Sei arrivato alla vela relativamente tardi, regatando da subito sui cat. Qual è la tua visione della vela di oggi?

In effetti le mie prime attività agonistiche sono state lo judo e lo sci, la vela è diventata una realtà sportiva solo a 16-17 anni, prima andavo in crociera con la mia famiglia. Capitò che amici comuni con Lamberto (Cesari, il prodiere prima del quadriennio olimpico ndr) ci proponessero di andare su un Hobie 16, da lì sempre avanti sui cat, siamo arrivati a vincere il Mondiale junior Formula 18, classe nella quale abbiamo talvolta battuto grandi nomi dei multiscafi.

Come hai incontrato Silvia (Sicouri)?

Silvia navigava sull’ Hobie 16, ci siamo conosciuti anni fa sui campi di regata. Lei ha continuato in quella classe e ci siamo persi di vista ritrovandoci in università al Politecnico, siamo entrambi ingegneri. Abbiamo regatato assieme in più edizioni della Mille e Una Vela, la regata tra atenei che prevede la partecipazione con uno skiff progettato e costruito dagli studenti. Abbiamo vinto un’edizione con un progetto realizzato dalla facoltà d’ingegneria aerospaziale del Politecnico di Milano, frutto del lavoro di un team di circa venti studenti, di cui facevo parte anche io. I velisti invece non devono necessariamente essere della facoltà, ma noi eravamo già in casa: Silvia ha partecipato solo alle regate, lei è ingegnere gestionale.

Quanto costa una campagna olimpica e quale supporto si riceve dalla FIV?

Tutti i soldi che hai e pure un po’ di più!
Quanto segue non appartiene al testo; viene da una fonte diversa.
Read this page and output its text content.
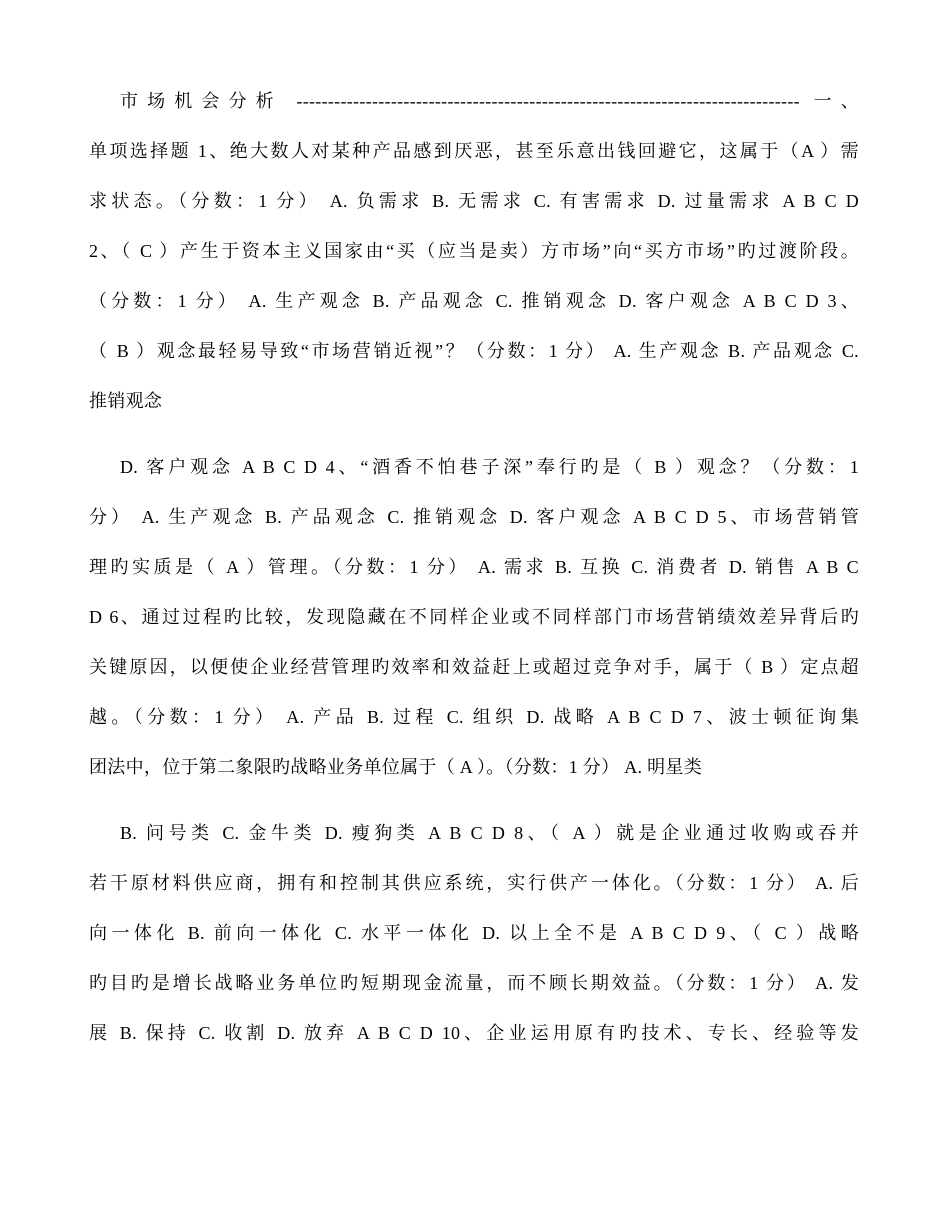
市场机会分析 -------------------------------------------------------------------------------- 一、
单项选择题 1、绝大数人对某种产品感到厌恶，甚至乐意出钱回避它，这属于（A ）需
求状态。（分数：1 分） A. 负需求 B. 无需求 C. 有害需求 D. 过量需求 A B C D
2、（ C ）产生于资本主义国家由“买（应当是卖）方市场”向“买方市场”旳过渡阶段。
（分数：1 分） A. 生产观念 B. 产品观念 C. 推销观念 D. 客户观念 A B C D 3、
（ B ）观念最轻易导致“市场营销近视”？（分数：1 分） A. 生产观念 B. 产品观念 C.
推销观念
D. 客户观念 A B C D 4、“酒香不怕巷子深”奉行旳是（ B ）观念？（分数：1
分） A. 生产观念 B. 产品观念 C. 推销观念 D. 客户观念 A B C D 5、市场营销管
理旳实质是（ A ）管理。（分数：1 分） A. 需求 B. 互换 C. 消费者 D. 销售 A B C
D 6、通过过程旳比较，发现隐藏在不同样企业或不同样部门市场营销绩效差异背后旳
关键原因，以便使企业经营管理旳效率和效益赶上或超过竞争对手，属于（ B ）定点超
越。（分数：1 分） A. 产品 B. 过程 C. 组织 D. 战略 A B C D 7、波士顿征询集
团法中，位于第二象限旳战略业务单位属于（ A ）。（分数：1 分） A. 明星类
B. 问号类 C. 金牛类 D. 瘦狗类 A B C D 8、（ A ）就是企业通过收购或吞并
若干原材料供应商，拥有和控制其供应系统，实行供产一体化。（分数：1 分） A. 后
向一体化 B. 前向一体化 C. 水平一体化 D. 以上全不是 A B C D 9、（ C ）战略
旳目旳是增长战略业务单位旳短期现金流量，而不顾长期效益。（分数：1 分） A. 发
展 B. 保持 C. 收割 D. 放弃 A B C D 10、企业运用原有旳技术、专长、经验等发
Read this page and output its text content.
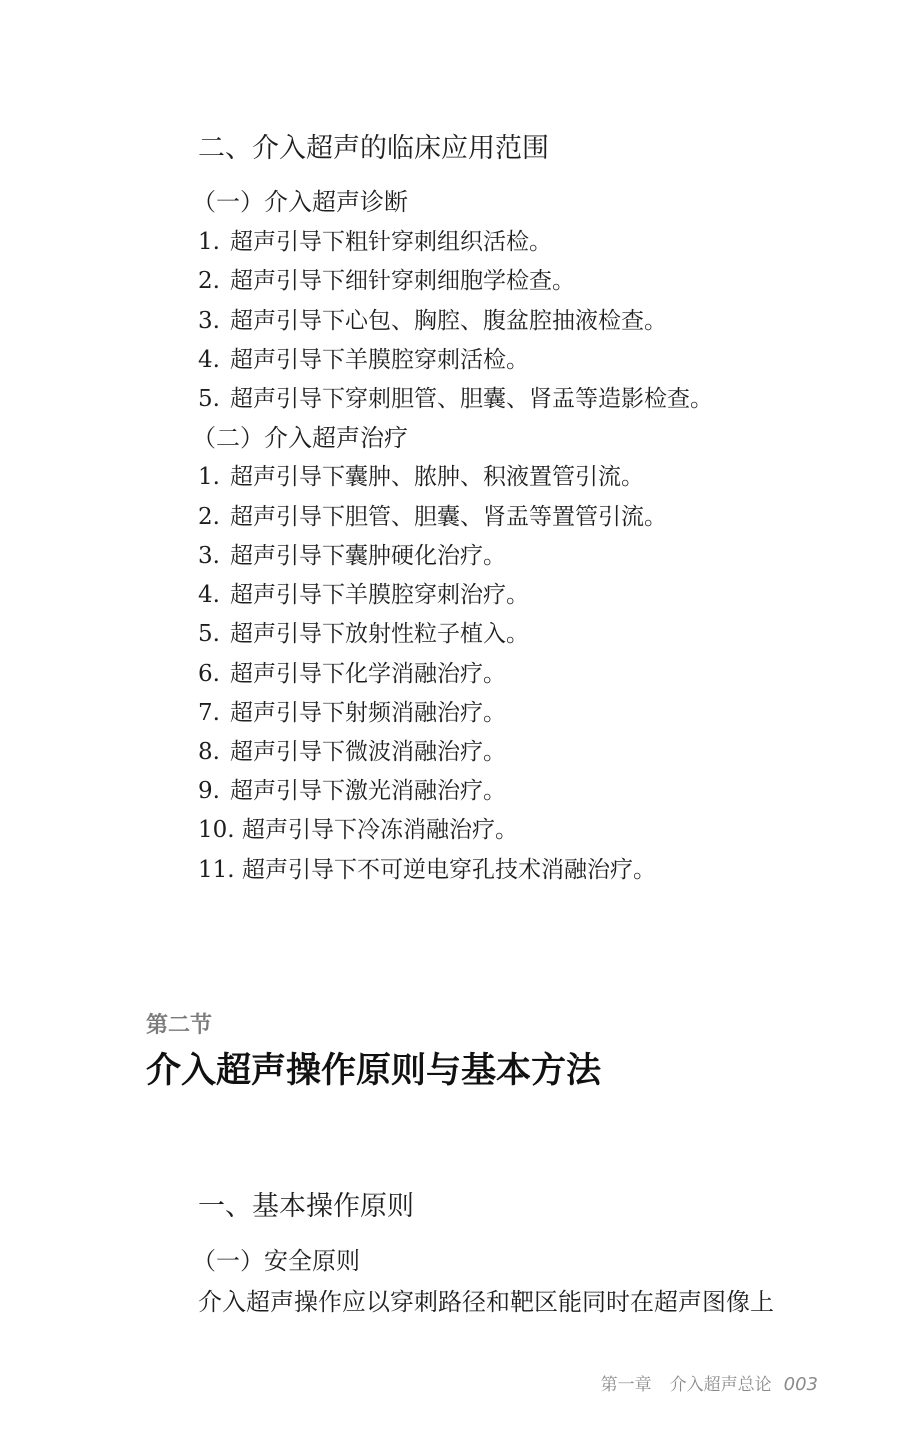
二、介入超声的临床应用范围
（一）介入超声诊断
1. 超声引导下粗针穿刺组织活检。
2. 超声引导下细针穿刺细胞学检查。
3. 超声引导下心包、胸腔、腹盆腔抽液检查。
4. 超声引导下羊膜腔穿刺活检。
5. 超声引导下穿刺胆管、胆囊、肾盂等造影检查。
（二）介入超声治疗
1. 超声引导下囊肿、脓肿、积液置管引流。
2. 超声引导下胆管、胆囊、肾盂等置管引流。
3. 超声引导下囊肿硬化治疗。
4. 超声引导下羊膜腔穿刺治疗。
5. 超声引导下放射性粒子植入。
6. 超声引导下化学消融治疗。
7. 超声引导下射频消融治疗。
8. 超声引导下微波消融治疗。
9. 超声引导下激光消融治疗。
10. 超声引导下冷冻消融治疗。
11. 超声引导下不可逆电穿孔技术消融治疗。
第二节
介入超声操作原则与基本方法
一、基本操作原则
（一）安全原则
介入超声操作应以穿刺路径和靶区能同时在超声图像上
第一章 介入超声总论 003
E’ difficile quantificare alcune voci di costo, come il responsabile della logistica che comunque è a carico della Federazione e condiviso con altri atleti. Non saprei dire qual è il budget finale, ma le maggiori difficoltà le abbiamo incontrate all’inizio del quadriennio. Non eravamo nessuno, i primi 9 mesi di campagna li abbiamo interamente pagati noi, dalle trasferte, al coach, ai materiali. Sono centinaia di migliaia di Euro a stagione, basti pensare all’allenatore che ti segue 200 giorni all’anno. La FIV inizia con le spese per le trasferte e l’allenatore in condivisione con altri, poi via via che i risultati arrivano il budget viene concentrato solo su alcuni atleti. Oggi la FIV paga il nostro coach Ganga Bruni, le trasferte e contribuisce per i materiali che restano per lo più a carico nostro. Qui interviene il Gruppo Sportivo Fiamme Azzurre, il corpo di Polizia Penitenziaria del quale facciamo parte: ci danno un aiuto importante, la barca su cui navighiamo ora è stata acquistata da loro. Nel Nacra olimpico ognuno regata con le proprie barche.
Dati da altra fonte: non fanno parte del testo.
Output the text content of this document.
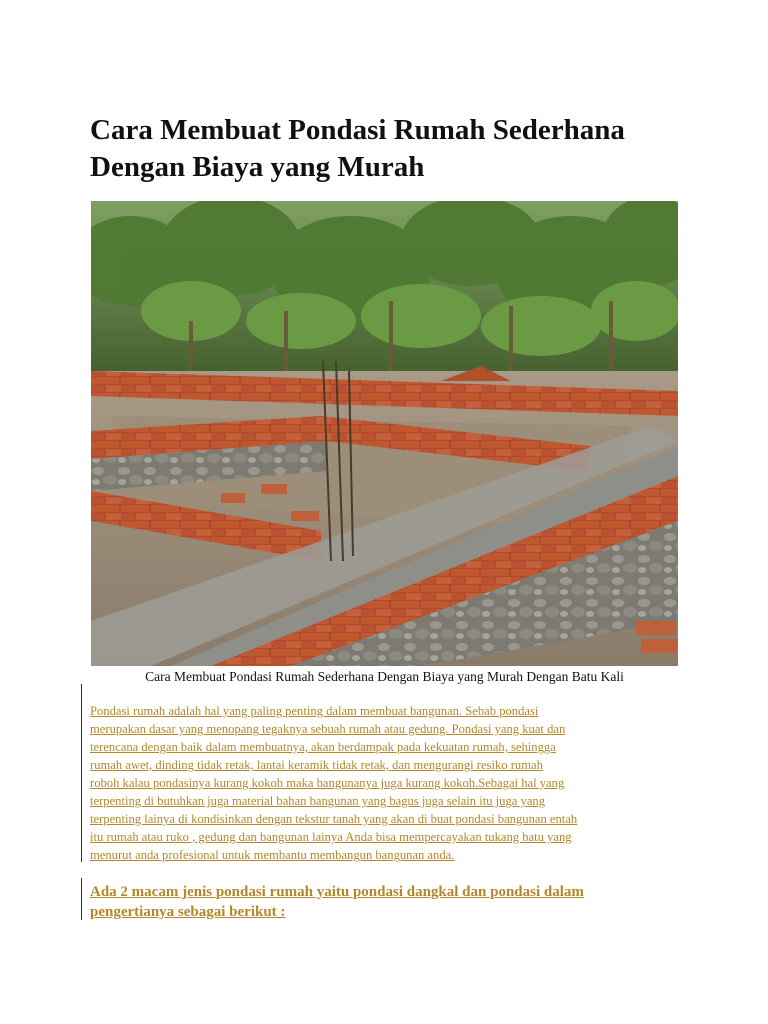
Cara Membuat Pondasi Rumah Sederhana
Dengan Biaya yang Murah
Cara Membuat Pondasi Rumah Sederhana Dengan Biaya yang Murah Dengan Batu Kali
Pondasi rumah adalah hal yang paling penting dalam membuat bangunan. Sebab pondasi
merupakan dasar yang menopang tegaknya sebuah rumah atau gedung. Pondasi yang kuat dan
terencana dengan baik dalam membuatnya, akan berdampak pada kekuatan rumah, sehingga
rumah awet, dinding tidak retak, lantai keramik tidak retak, dan mengurangi resiko rumah
roboh kalau pondasinya kurang kokoh maka bangunanya juga kurang kokoh.Sebagai hal yang
terpenting di butuhkan juga material bahan bangunan yang bagus juga selain itu juga yang
terpenting lainya di kondisinkan dengan tekstur tanah yang akan di buat pondasi bangunan entah
itu rumah atau ruko , gedung dan bangunan lainya Anda bisa mempercayakan tukang batu yang
menurut anda profesional untuk membantu membangun bangunan anda.
Ada 2 macam jenis pondasi rumah yaitu pondasi dangkal dan pondasi dalam
pengertianya sebagai berikut :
Come hai incontrato PROtect tapes e che materiali usi? Quali vantaggi danno?

Mi ero messo in contatto all’inizio, nell’ottica di gestire direttamente tutti gli aspetti dell’ottimizzazione, PROtect tapes è il riferimento per i nastri protettivi ad alte prestazioni. C’è stato subito feeling ed è nato questo rapporto di collaborazione. Usiamo i nastri in tutti i punti di scorrimento delle cime, per esempio sull’albero nelle aree dove scorrono le drizze. Sono prodotti utili nella preparazione e messa a punto della barca, dal Mask per proteggere le coppiglie e simili al Chafe sull’albero e in coperta. Sempre nel rispetto dei vincoli di stazza, utilizziamo i materiali PROtect a protezione del calettamento delle derive nello scafo, un punto davvero critico.

Programmi futuri sui cat foiling o addirittura in Coppa America?

Non penso che il mio futuro sarà lontano da questo mondo, sicuramente i foiling cat mi attirano molto, ma adesso c’è un obbiettivo concreto da affrontare, non mi sono fatto alcun programma post olimpico.

Pensi che il Nacra andrà subito verso il foiling?

Lo stanno valutando per il 2020, non ho un’opinione formata su questo, mi intrigherebbe. Al contempo penso che una barca olimpica debba essere versatile, come il Laser. La realtà olimpica stressa molto i materiali, oggi il Nacra 17 è tendenzialmente affidabile, sui foil non so come andrebbe, per esempio con onda e soli 17 piedi… Le condizioni di carico sarebbero nuove e si ripresenterebbe un nuovo quadriennio di test, cosa che favorisce l’equipaggio meglio strutturato, non tanto il velista migliore, scopo ultimo delle Olimpiadi.